“Beautiful Irony”: When Father John Misty recorded ‘Everything Is Free’ at Spotify Studios

For every stream on Spotify, an artist gets somewhere between $0.003 to $0.005. The amount varies a little, depending on things like country and subscription levels. In 2024, they changed this, adding an extra rule that an artist has to reach a certain number of streams before they get any level of payout. But even for the biggest artists, it doesn’t amount to much when you really think about it. Take Father John Misty, and take his song ‘Chateau Lobby #4’, a truly beloved now indie-classic. As I’m writing this, the track has 85,113,267 streams. Since its release in 2014, Tillman has made around $340,453 from the song on the service. It’s a decent amount, but it doesn’t seem like enough. 

Obviously, Tillman is more than aware of his privilege here. He is one of the lucky ones who has managed to truly make it big, making a living off his work and dedicating himself wholly and solely to his art. He has tours, merch, and physical music sales that can prop up his income. A quick Google suggests his average booking fees sit somewhere between $75,000 and $149,999, so the artist is doing well for himself.

But really, that makes no difference when it comes to the wider conversation of revenue injustice in music. And really, it makes him the perfect candidate to be speaking up about it, given his lucky position and the fact that he’s sorted and stable; he can risk more, he can speak louder, he can make a difference.
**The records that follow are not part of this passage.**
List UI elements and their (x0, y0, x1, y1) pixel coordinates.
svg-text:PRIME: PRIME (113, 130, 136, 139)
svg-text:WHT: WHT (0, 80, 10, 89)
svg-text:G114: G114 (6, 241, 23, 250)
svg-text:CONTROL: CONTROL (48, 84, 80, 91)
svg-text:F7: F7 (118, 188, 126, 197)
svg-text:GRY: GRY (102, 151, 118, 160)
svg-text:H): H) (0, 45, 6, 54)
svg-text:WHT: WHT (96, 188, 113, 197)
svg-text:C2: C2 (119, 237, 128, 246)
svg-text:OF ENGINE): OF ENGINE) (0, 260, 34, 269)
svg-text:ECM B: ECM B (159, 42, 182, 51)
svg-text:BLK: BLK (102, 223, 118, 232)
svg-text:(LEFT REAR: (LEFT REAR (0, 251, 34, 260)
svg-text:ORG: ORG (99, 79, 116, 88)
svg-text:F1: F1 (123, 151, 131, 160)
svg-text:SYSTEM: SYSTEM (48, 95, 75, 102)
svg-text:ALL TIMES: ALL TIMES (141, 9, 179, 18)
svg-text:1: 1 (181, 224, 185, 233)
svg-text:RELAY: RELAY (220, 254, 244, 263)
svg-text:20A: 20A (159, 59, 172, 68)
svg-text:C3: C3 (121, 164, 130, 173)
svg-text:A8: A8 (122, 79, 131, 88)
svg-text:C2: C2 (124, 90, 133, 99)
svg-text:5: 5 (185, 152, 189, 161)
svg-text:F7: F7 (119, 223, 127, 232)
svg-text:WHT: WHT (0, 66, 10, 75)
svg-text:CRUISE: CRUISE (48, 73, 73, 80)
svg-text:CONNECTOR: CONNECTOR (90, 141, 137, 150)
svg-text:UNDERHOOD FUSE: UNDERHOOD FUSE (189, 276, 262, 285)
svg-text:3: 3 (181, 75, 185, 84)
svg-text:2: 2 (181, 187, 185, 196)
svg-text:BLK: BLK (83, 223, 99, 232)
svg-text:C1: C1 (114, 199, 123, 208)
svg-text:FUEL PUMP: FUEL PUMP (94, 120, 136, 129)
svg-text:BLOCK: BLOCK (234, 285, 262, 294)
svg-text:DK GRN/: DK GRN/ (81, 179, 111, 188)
It’s always inspiring to see artists realise that. Taylor Swift became a prime example in 2014, removing her music from free music streaming platforms due to their near non-existent payouts for small artists and publicly speaking out against Apple Music for not offering royalties to artists during the free three-month trial period it offered customers. When she threatened to take her music off the platform, too, they changed their rules. With her power, she made a difference and got artists paid. 

Father John Misty didn’t go that far. He’s big, but he’s not Taylor Swift big, so definitely not publicly boycotting streaming services big. But when he stepped into Spotify’s studio to record a cover for them, he still made a statement.

“Everything is free now / That’s what they say / Everything I ever done / Gonna give it away”, he sang in 2018, covering ‘Everything Is Free’, a track written by Gillian Welch in 2001. “It was when Napster was starting to decimate the traditional recording industry dynamic, the viability of making your livelihood [from] your art,” Welch said of the song to Rolling Stone, able to recall exactly the context of its creation. Written on the brink of a new age in the industry, Welch saw a collapse coming, and since then, several artists have covered it from within the impact of that destruction.

Welch’s song is about streaming services. It is specifically about the way that they have cheapened art by offering it out to the masses for free, making it easily accessible and in turn making it easier for the industry to cheapen artists too, seeing their lives’ work as something to pay $0.004 for, rather than something to respect both monetarily and culturally. 

“They figured it out / That we’re gonna do it anyway / Even if it doesn’t pay”, sits as a central lyric, capturing how the industry exploits the creative drive of artists and the desire to make art regardless, using their passion as an excuse to not pay them. 

Once again, obviously, Father John Misty is getting paid. But as he was in the lucky position of getting invited into Spotify, being allowed to use their studio to record a new version of ‘Mr Tillman’, as well as a cover, he chose to sing Welch’s words in protest for other artists, drawing attention to the fact that her worries in 2001 are only proving truer with time. Sure, his work might not be free anymore, but when he was a new artist, it would have been; he would have struggled like anyone else, so he now uses his platform to speak up for them. And he used Welch’s articulate words to say it perfectly.

The kicker, though, is where it is said, and that’s what Welch loved about this cover, too. “It’s mostly a retired song, so I was always very moved when people would be brave enough to holler for it at my shows, this quiet little threatening song,” she said as she’d essentially left the track behind. But as the years went on, she heard more and more artists singing it for her, including Courtney Barnett, Phoebe Bridgers and Conor Oberst, and then, as she put it, “the real capper was when Father John Misty played it with beautiful irony at a Spotify Session”. 

To get Spotify, a major culprit behind the issues that this song addresses, to put out and publicly promote the track, Tillman demanded a display of total hypocrisy from them. He essentially demanded embarrassment from them and made them cough up those cents.